Kurz vor dem Abschluss ihres Praktikums blickten die beiden Schüler der neuen Fachklassen an den Berufsbildenden Schulen des Altmarkkreises auf die hinter ihnen liegende Zeit zurück und waren sich einig: die Berufswahl zum Erzieher war die richtige Entscheidung.

Kinder haben Fragen

Besonders viel Freude bereitete den beiden jungen Altmärkern die Arbeit mit den Kindern.
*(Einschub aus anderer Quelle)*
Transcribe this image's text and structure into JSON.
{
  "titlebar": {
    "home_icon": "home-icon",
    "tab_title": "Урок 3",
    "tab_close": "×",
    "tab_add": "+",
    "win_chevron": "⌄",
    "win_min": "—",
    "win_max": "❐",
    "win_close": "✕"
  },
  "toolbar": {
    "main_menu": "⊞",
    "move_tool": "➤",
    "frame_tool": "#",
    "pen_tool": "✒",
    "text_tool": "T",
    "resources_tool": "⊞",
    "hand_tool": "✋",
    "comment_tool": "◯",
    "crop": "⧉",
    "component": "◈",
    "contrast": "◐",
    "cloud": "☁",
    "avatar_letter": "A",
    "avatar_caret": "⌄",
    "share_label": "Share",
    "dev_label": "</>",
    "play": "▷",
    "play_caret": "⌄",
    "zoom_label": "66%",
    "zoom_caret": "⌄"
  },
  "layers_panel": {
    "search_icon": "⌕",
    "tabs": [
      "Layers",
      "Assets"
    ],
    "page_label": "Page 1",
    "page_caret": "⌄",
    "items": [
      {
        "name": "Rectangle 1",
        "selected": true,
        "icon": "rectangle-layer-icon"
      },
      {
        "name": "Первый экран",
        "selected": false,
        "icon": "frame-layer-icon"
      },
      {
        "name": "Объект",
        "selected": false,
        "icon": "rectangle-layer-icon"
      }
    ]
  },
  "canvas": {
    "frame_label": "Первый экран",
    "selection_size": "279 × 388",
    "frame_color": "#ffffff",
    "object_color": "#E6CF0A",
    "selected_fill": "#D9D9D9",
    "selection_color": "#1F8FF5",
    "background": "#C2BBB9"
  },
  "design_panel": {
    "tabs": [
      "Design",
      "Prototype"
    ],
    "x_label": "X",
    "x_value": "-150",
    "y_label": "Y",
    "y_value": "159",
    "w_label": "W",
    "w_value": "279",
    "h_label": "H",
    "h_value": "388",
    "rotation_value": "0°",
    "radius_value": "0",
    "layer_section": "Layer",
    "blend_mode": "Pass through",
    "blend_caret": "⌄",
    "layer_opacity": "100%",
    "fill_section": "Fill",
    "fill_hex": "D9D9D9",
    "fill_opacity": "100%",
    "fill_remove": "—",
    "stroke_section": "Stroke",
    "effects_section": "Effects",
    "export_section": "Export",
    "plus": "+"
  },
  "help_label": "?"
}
Sie stehen dem Thema Sexualität sehr offen gegenüber, haben viele Fragen dazu.

„Wichtig ist es gerade für Grundschüler altersgerechte Antworten zu finden, sich ebenso ernsthaft wie spielerisch den verschiedenen Aspekten zu nähern“, erklärte Jana Schweizer. Als Leiterin der Beratungsstelle stand sie den beiden Praktikanten zur Seite. In den Grundschulen ist die professionelle Hilfe gern gesehen, betont sie. Zweifel liegen eher bei den Eltern. Für sie gibt es neben besonderen Informationsveranstaltungen sogar die Möglichkeit zur Teilnahme am Unterricht. Eine Chance, die bereits mehrfach gern genutzt wurde.
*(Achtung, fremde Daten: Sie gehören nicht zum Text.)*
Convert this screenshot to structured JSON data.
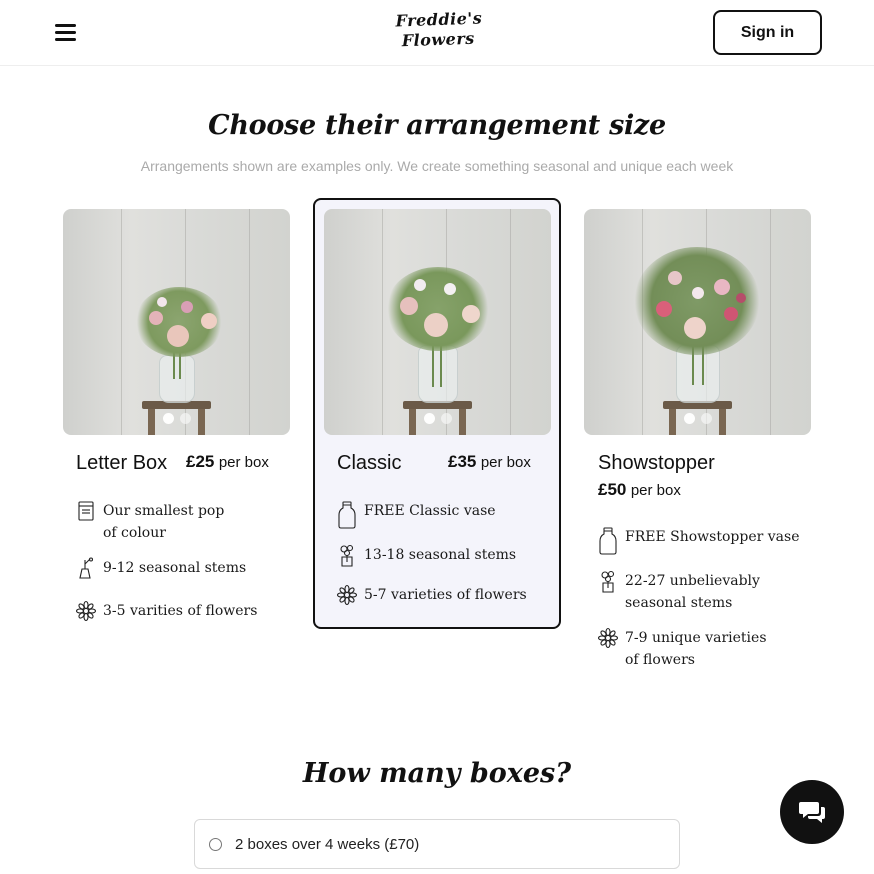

Neben der Arbeit mit den Kindern betätigte sich Torsten Grünke in der sozialpädagogischen Familienhilfe. Für den Berufsschüler ein völlig neues Betätigungsfeld.

Schwierige Verhältnisse

„Es war nicht immer einfach für mich zu erleben, in welch schwierigen Verhältnissen Menschen leben“, versicherte der junge Mann. Doch am Ende überwog die Freude darüber, Menschen helfen zu können. Stolz machte Grünke zudem das Vertrauen, das die Menschen ihm entgegengebracht haben, wie dicht sie ihn an sich und ihr Leben heran ließen.
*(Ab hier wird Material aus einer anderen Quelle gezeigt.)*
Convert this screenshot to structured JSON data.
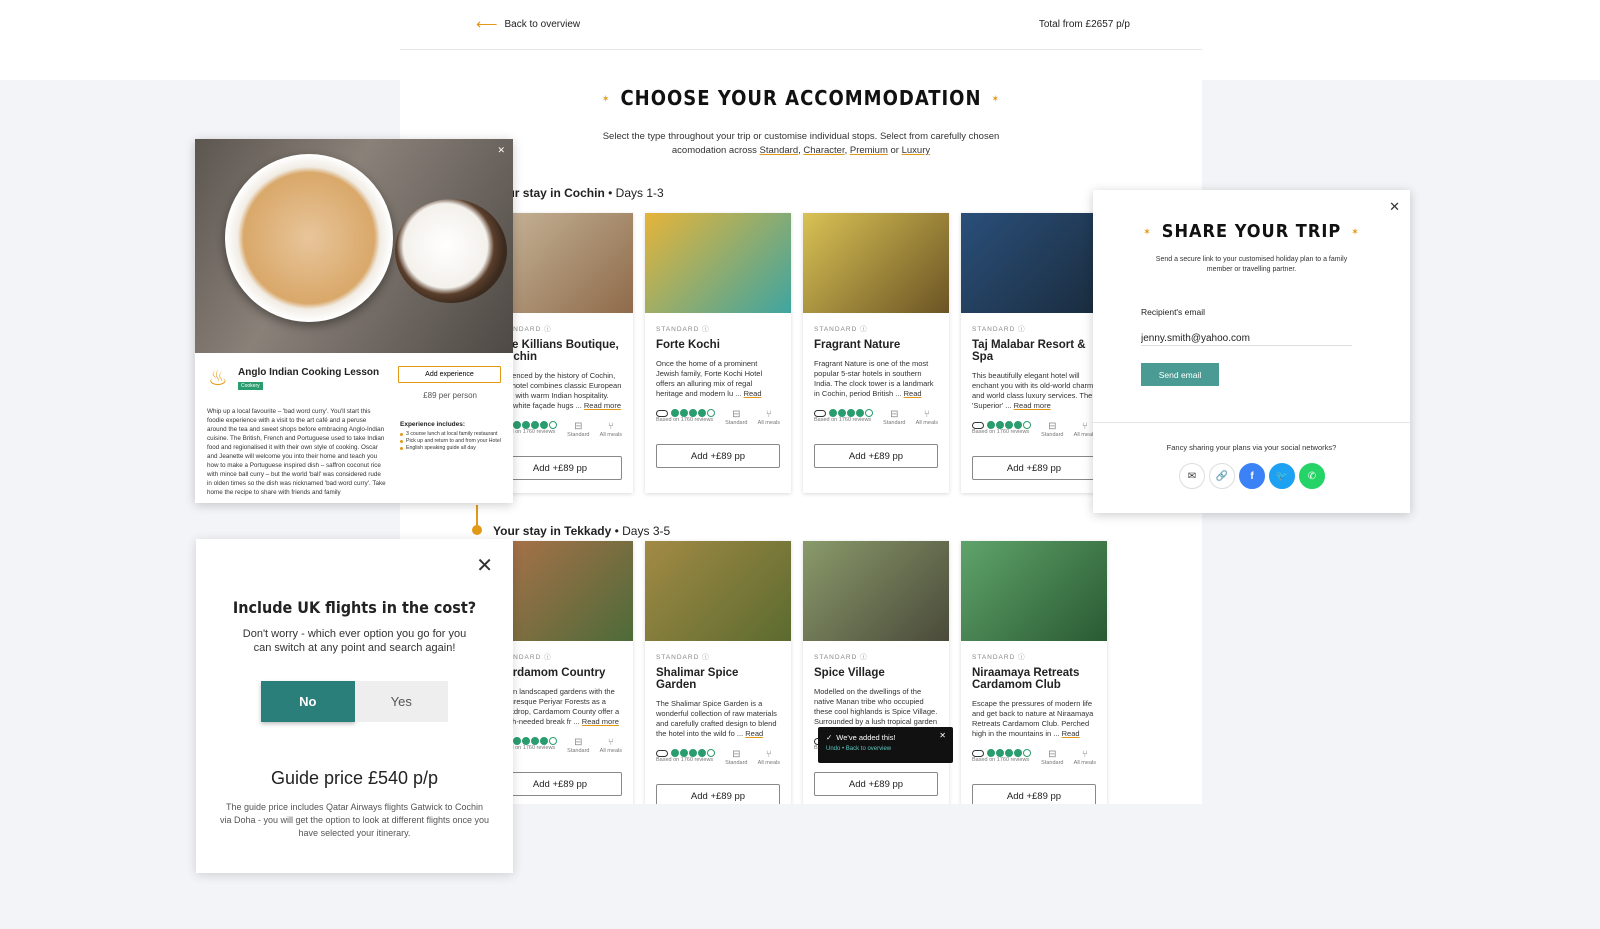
{
  "topbar": {
    "back_label": "Back to overview",
    "total": "Total from £2657 p/p"
  },
  "page": {
    "title": "CHOOSE YOUR ACCOMMODATION",
    "intro_text": "Select the type throughout your trip or customise individual stops. Select from carefully chosen acomodation across",
    "types": [
      "Standard",
      "Character",
      "Premium",
      "Luxury"
    ],
    "or_word": "or"
  },
  "stays": [
    {
      "title": "Your stay in Cochin",
      "days": "• Days 1-3",
      "hotels": [
        {
          "category": "STANDARD",
          "name": "The Killians Boutique, Cochin",
          "desc": "Influenced by the history of Cochin, this hotel combines classic European style with warm Indian hospitality. The white façade hugs",
          "img": [
            "#c9b79c",
            "#8e6b4a"
          ]
        },
        {
          "category": "STANDARD",
          "name": "Forte Kochi",
          "desc": "Once the home of a prominent Jewish family, Forte Kochi Hotel offers an alluring mix of regal heritage and modern lu",
          "img": [
            "#e6b43a",
            "#3fa5a0"
          ]
        },
        {
          "category": "STANDARD",
          "name": "Fragrant Nature",
          "desc": "Fragrant Nature is one of the most popular 5-star hotels in southern India. The clock tower is a landmark in Cochin, period British",
          "img": [
            "#d9c255",
            "#6b5424"
          ]
        },
        {
          "category": "STANDARD",
          "name": "Taj Malabar Resort & Spa",
          "desc": "This beautifully elegant hotel will enchant you with its old-world charm and world class luxury services. The 'Superior'",
          "img": [
            "#2a4f7a",
            "#1a2b3c"
          ]
        }
      ]
    },
    {
      "title": "Your stay in Tekkady",
      "days": "• Days 3-5",
      "hotels": [
        {
          "category": "STANDARD",
          "name": "Cardamom Country",
          "desc": "Set in landscaped gardens with the picturesque Periyar Forests as a backdrop, Cardamom County offer a much-needed break fr",
          "img": [
            "#b0714a",
            "#4d6b39"
          ]
        },
        {
          "category": "STANDARD",
          "name": "Shalimar Spice Garden",
          "desc": "The Shalimar Spice Garden is a wonderful collection of raw materials and carefully crafted design to blend the hotel into the wild fo",
          "img": [
            "#a28a45",
            "#5b6b2f"
          ]
        },
        {
          "category": "STANDARD",
          "name": "Spice Village",
          "desc": "Modelled on the dwellings of the native Manan tribe who occupied these cool highlands is Spice Village. Surrounded by a lush tropical garden",
          "img": [
            "#8a9a6a",
            "#4a4a3a"
          ]
        },
        {
          "category": "STANDARD",
          "name": "Niraamaya Retreats Cardamom Club",
          "desc": "Escape the pressures of modern life and get back to nature at Niraamaya Retreats Cardamom Club. Perched high in the mountains in",
          "img": [
            "#5fa36a",
            "#2a5a33"
          ]
        }
      ]
    }
  ],
  "card_common": {
    "read_more": "Read more",
    "reviews": "Based on 1760 reviews",
    "room": "Standard",
    "meals": "All meals",
    "add_label": "Add +£89 pp",
    "rating": 4
  },
  "experience": {
    "name": "Anglo Indian Cooking Lesson",
    "tag": "Cookery",
    "add_label": "Add experience",
    "price": "£89 per person",
    "body": "Whip up a local favourite – 'bad word curry'. You'll start this foodie experience with a visit to the art café and a peruse around the tea and sweet shops before embracing Anglo-Indian cuisine. The British, French and Portuguese used to take Indian food and regionalised it with their own style of cooking. Oscar and Jeanette will welcome you into their home and teach you how to make a Portuguese inspired dish – saffron coconut rice with mince ball curry – but the world 'ball' was considered rude in olden times so the dish was nicknamed 'bad word curry'. Take home the recipe to share with friends and family",
    "includes_title": "Experience includes:",
    "includes": [
      "3 course lunch at local family restaurant",
      "Pick up and return to and from your Hotel",
      "English speaking guide all day"
    ]
  },
  "flights": {
    "title": "Include UK flights in the cost?",
    "subtitle": "Don't worry - which ever option you go for you can switch at any point and search again!",
    "no_label": "No",
    "yes_label": "Yes",
    "guide_price": "Guide price £540 p/p",
    "guide_text": "The guide price includes Qatar Airways flights Gatwick to Cochin via Doha - you will get the option to look at different flights once you have selected your itinerary."
  },
  "share": {
    "title": "SHARE YOUR TRIP",
    "desc": "Send a secure link to your customised holiday plan to a family member or travelling partner.",
    "email_label": "Recipient's email",
    "email_value": "jenny.smith@yahoo.com",
    "send_label": "Send email",
    "social_text": "Fancy sharing your plans via your social networks?"
  },
  "toast": {
    "message": "We've added this!",
    "undo": "Undo",
    "back": "Back to overview"
  },
  "colors": {
    "accent": "#e29a16",
    "teal": "#2a7f7a",
    "tripadvisor": "#2a9d6e"
  }
}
Nadine Rodewald beschäftigte sich in der Schwangerenberatung mit der Kommunikation zwischen der Beratungsstelle und den hilfesuchenden Frauen.

„Viele von ihnen können nur sehr schwer zum Ausdruck bringen wo ihr Problem liegt und welche Hilfen sie erwarten“, beschrieb sie ihr Arbeitsgebiet. Die Beratungsstelle bewilligt im Jahr Hilfen im Wert von rund 45.000 Euro. Die Möglichkeiten reichen von Kleidung, über Wohnbedarf bis hin zu Waschmaschinen oder Trocknern.

Nach dem absolvierten Praktikum freuen sich Nadine Rodewald und Torsten Grünke wieder auf den Schulalltag. Schließlich wollen sie in zwei Jahren ihren Abschluss in der Tasche haben. In jedem Falle möchten sie später in der heimischen Altmark arbeiten. Ob sie allerdings als Erzieher tätig werden oder noch ein weiter führendes Studium aufnehmen, bleibt vorerst abzuwarten. Sicher ist aber, dass sie ihrer Fachrichtung treu bleiben.